Christine marchait mal avec sa jambe droite comme un crayon et son gros soulier, mais ils étaient habitués à arriver juste pour le tintement de la cloche, enfin, la cloche de la cour des garçons car maintenant les filles étaient dans des bâtiments séparés. Le soir, la maman de Christine venait la chercher et Georges rentrait tout seul. Il les suivait à quelques mètres et il attendait avec impatience qu’elles s’arrêtent pour traverser la rue François Perrin et enfin pouvoir croiser le regard de Christine. Elle lui faisait toujours un sourire qui voulait dire : désolée, mais si je me retourne en marchant, je me casse la figure et, de toutes façons, je sais que tu es derrière nous, alors ça va !

Un jour, ce premier jour maudit qui le fit souvent souffrir dans sa vie de petit garçon, il lui a demandé :

  • Christine, c’est quoi la polio ?

Elle l’a regardé avec une telle tristesse dans les yeux que Georges s’est bêtement mis à pleurer. Maman lui avait expliqué que si Christine boitait, c’est qu’elle avait eu la polio quand elle était petite, en elle lui a fait comprendre qu’il était trop jeune pour comprendre ce qu’était ce mot étrange « poliomyélite ». Alors, pour savoir, ne valait-il pas mieux demander à Christine ? Depuis ce jour gris où il a sans doute posé la mauvaise question, elle n’a plus jamais accepté qu’il lui tienne la main pour aller à l’école. Puis, un matin, comme beaucoup d’autres, ils ont changé leur trajet. Ils avaient grandi sans doute, leurs vies avaient connu un court chemin identique et puis, quelque chose s’était bêtement cassé. Il n’a jamais revu Christine, ni sur le chemin de l’école, ni à l’école, comme si cette année de complicité devait être isolée du reste du temps, comme un rêve ou une légende.

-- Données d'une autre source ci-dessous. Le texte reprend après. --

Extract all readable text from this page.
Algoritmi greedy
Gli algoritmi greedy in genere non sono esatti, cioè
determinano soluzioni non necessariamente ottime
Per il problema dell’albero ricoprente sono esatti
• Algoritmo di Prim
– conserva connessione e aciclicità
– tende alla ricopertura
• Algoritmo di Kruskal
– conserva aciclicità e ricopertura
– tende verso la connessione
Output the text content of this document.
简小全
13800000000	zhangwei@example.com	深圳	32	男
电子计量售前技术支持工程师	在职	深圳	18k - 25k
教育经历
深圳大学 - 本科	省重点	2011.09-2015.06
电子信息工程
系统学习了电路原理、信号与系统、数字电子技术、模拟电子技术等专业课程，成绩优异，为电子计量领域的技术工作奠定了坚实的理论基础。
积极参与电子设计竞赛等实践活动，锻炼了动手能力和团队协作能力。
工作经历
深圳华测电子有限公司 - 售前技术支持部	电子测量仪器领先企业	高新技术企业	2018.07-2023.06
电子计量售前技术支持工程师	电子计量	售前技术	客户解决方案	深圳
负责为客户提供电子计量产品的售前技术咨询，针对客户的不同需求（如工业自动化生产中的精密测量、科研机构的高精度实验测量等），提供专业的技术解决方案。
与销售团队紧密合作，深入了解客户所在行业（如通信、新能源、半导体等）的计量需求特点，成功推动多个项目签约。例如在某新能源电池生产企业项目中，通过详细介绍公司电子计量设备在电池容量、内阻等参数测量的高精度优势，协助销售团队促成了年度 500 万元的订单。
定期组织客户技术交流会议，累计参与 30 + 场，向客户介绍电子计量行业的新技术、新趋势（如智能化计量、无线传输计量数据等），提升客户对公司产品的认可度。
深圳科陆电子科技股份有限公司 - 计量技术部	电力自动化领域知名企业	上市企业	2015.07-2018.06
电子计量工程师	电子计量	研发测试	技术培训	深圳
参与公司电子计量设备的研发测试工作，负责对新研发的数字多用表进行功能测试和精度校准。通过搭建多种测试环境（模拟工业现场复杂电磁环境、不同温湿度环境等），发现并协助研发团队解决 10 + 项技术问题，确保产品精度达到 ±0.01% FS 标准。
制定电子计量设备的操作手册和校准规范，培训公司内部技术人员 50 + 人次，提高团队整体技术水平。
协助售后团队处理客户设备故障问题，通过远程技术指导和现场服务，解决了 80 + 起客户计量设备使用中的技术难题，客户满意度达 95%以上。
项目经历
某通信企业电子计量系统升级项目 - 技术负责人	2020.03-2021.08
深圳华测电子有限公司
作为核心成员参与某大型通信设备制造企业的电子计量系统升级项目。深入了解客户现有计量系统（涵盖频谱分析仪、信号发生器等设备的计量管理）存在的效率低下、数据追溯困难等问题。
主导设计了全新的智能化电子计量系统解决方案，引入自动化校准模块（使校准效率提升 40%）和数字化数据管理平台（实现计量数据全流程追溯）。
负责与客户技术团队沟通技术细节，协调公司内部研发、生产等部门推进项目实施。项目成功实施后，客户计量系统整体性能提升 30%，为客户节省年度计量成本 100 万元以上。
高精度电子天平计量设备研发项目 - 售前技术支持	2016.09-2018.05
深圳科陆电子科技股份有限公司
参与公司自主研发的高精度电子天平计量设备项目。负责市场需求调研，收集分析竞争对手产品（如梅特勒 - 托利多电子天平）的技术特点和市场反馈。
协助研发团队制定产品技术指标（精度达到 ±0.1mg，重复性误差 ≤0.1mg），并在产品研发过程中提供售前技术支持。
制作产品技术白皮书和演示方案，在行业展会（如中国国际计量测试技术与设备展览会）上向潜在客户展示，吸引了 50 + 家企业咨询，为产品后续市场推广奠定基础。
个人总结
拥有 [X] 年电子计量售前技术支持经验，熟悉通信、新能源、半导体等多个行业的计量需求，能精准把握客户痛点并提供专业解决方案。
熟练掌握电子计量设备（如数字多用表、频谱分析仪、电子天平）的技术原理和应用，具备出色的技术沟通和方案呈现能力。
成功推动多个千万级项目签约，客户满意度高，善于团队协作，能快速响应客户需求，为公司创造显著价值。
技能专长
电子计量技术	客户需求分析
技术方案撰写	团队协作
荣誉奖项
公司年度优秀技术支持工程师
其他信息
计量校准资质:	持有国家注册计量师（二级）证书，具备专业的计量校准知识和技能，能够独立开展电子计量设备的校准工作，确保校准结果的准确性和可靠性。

                                                                                       * * *

                                                                   La poule naine

Les jeudis, ces journées où il n’y avait pas d’école, ces journées où j’allais chez le grand-père René et la grand-mère Marguerite, ces journées avaient une autre couleur, un autre goût, un autre ciel ! oh, j’aimais bien ma maison avec les parents et l’atelier, ma copine Marie-Claude et sa blouse de carreaux Vichy, mais, les jeudis, c’était les vacances ! Ces journées là….

Le feu brûlait dans la cuisinière et la grand-mère avait mis à sécher quelques serviettes sur le fil de la cuisine. C’était marrant de voir le grand-père tourner la manivelle d’une boite accrochée au mur et dérouler la ficelle qui servait à étendre les serviettes. Le chocolat chauffait doucement sur le coin du fourneau et des vapeurs lourdes emplissaient la pièce. A côté de l’école Jules Ferry, il y avait une usine de chocolat, les chocolats D’accord et quand ils faisaient cuire la pâte, tout le quartier ressemblait à un magasin de friandise… Les jeudis matin en avaient le goût mais avec en plus la grand-mère qui surveillait la casserole fumante.

  • Combien de tartines beurrées veux-tu mon petit ? Deux comme d'habitude ?

Bien sur que Georges voulait deux tartines ! Quelques fois, grand-mère Marguerite les garnissaient de beurre bien jaune et, parfois, elle posait une crème fraîche venait du lait qui avait bouilli sur le fourneau… Après la toilette, qui succédait au chocolat, Georges allait dans le jardin avec le grand-père, un grand jardin avec des rosiers jaunes, des marguerites, des œillets mauves mais aussi des légumes et ….. des poules et des pigeons. Quel plaisir de donner à manger aux poules, mais quelle fierté de s’occuper sous l’œil attentif de grand-père René, des pigeonneaux garnissant les nichoirs !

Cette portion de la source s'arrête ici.